第6章(第2页)
方顾没兴趣凑过去看,但他即使不看也清楚,那些瓶子里歪七扭八装着的不会是什么好东西。
“蛇。”岑厉盯着一只玻璃瓶,眼中显露出“果然如此”的兴味,小声喃喃。
方顾走过去,那一排一排的玻璃里泡着的全是蛇,什么样的都有,看得人头皮发麻。
接着,岑厉走到方形台前,金属的台面模模糊糊映照出一张冷艳的眉眼,他伸出一根手指在边沿处的那摊血色污迹上一抹,而后凑到鼻尖闻了闻。
方顾眼皮一跳:“哎!你干……”
“是汪雨,”岑厉打断他,“汪雨来过这里。”
“他们现在可能有危险,我们必须马上找到他们。
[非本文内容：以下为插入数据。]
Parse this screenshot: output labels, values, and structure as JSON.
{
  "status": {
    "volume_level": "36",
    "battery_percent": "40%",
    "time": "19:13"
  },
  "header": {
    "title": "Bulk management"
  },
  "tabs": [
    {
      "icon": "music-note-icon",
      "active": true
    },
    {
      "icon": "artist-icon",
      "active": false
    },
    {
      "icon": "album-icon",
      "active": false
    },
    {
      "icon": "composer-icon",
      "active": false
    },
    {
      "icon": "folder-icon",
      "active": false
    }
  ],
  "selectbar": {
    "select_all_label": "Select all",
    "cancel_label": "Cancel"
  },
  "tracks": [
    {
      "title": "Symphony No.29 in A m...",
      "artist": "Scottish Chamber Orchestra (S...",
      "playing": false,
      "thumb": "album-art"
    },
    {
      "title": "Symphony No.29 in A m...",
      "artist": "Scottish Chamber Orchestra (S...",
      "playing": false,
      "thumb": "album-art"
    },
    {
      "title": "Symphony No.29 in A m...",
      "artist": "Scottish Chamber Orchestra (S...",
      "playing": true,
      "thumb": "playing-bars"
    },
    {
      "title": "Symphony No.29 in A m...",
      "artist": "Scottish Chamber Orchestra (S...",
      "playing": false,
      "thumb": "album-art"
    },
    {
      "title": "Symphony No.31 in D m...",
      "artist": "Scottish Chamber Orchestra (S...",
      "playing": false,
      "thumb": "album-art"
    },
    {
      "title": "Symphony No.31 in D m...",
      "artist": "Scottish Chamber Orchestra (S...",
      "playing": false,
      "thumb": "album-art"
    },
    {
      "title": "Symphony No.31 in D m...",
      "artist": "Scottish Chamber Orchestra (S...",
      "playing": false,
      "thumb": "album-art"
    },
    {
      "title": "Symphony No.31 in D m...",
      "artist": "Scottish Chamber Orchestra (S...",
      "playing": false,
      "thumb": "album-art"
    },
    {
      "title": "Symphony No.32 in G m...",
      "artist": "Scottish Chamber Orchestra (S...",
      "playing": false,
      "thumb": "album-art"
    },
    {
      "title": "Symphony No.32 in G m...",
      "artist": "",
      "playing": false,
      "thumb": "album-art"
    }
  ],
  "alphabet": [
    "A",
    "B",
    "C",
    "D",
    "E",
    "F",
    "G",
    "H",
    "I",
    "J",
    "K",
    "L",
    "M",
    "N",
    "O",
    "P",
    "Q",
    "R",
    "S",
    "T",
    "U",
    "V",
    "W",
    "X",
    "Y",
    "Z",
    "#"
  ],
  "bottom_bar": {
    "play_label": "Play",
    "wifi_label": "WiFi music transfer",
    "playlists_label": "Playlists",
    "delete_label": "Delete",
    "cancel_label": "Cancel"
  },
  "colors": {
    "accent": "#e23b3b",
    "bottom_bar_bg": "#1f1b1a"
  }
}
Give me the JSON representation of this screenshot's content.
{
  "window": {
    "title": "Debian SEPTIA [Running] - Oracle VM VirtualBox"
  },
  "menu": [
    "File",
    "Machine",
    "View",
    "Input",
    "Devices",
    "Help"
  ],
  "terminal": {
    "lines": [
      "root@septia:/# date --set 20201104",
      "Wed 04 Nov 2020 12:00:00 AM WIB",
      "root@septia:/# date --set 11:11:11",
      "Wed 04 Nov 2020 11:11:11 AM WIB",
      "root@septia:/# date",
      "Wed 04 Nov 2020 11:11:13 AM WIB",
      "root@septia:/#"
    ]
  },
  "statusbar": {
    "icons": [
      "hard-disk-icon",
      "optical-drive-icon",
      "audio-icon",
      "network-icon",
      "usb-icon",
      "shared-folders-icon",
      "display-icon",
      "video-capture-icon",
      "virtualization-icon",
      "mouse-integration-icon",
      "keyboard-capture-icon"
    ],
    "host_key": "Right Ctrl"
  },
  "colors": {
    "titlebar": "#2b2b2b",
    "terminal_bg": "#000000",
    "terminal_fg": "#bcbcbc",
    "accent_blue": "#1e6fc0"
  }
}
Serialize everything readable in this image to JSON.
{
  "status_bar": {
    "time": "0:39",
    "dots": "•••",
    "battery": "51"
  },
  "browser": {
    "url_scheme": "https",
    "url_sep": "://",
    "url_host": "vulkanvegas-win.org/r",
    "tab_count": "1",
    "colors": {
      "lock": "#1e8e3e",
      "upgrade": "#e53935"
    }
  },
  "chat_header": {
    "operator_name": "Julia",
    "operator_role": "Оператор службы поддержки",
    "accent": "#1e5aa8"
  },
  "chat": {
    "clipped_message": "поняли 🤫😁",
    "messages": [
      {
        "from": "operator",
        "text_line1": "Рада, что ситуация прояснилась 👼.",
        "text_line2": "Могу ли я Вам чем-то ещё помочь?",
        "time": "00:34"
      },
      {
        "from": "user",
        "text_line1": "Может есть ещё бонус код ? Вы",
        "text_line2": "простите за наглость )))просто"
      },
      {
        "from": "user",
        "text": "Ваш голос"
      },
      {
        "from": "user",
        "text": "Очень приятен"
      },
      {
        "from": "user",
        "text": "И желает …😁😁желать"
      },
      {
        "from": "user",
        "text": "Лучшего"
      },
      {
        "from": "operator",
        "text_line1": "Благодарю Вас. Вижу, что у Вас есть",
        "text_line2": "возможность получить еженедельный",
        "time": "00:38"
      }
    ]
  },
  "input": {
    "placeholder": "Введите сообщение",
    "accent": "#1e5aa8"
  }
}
”岑厉语气急切,眼睛灼灼盯着方顾。
方顾与他对视三秒,旋即错开视线。
“找找门在哪里,我们首先要出去。”他一边说,一边四处探查。
这间实验室一样的屋子没有门,至少在现在的方顾看来是这样的,一个四四方方的盒子,严实地如同一个铁制的棺材。
“这些墙面没有缝隙,不存在暗门和机关。”岑厉在墙面上摸索着,眉心的褶皱越来越深。
方顾从通风管道上跳下来,眼底隐隐浮出几抹失望:“天花板我也看了,没有第二个蛇洞。”
“我们一定有什么地方遗漏了,这里不会没有出口。”岑厉眼睫颤动,语气笃定。
两个人的视线在空中交汇,方顾突然瞥到一抹光,他垂下眼睛,重新审视起那张冰冷的方台。
铁质的冰冷透过薄薄的衣服将陈少白整个后背冻僵,侵入骨髓的冷传遍四肢百骸。
被皮质禁锢带死死绑住的手脚也没了知觉,四周静悄悄的,陈少白如同动物一样被拉开四肢禁锢在了一张长型方台上。
冷白的光打在陈少白脸上,越发衬出那张灰白发青的颓废面孔,他睁着眼,仿佛是一具会呼吸的尸体。
蛇毒麻痹了他的神经,他发不出声音,连手指头也动弹不得,只有一双茶色眼瞳时不时转动,若是此时有熟悉他的人,一定会明白他现在骂的有多脏。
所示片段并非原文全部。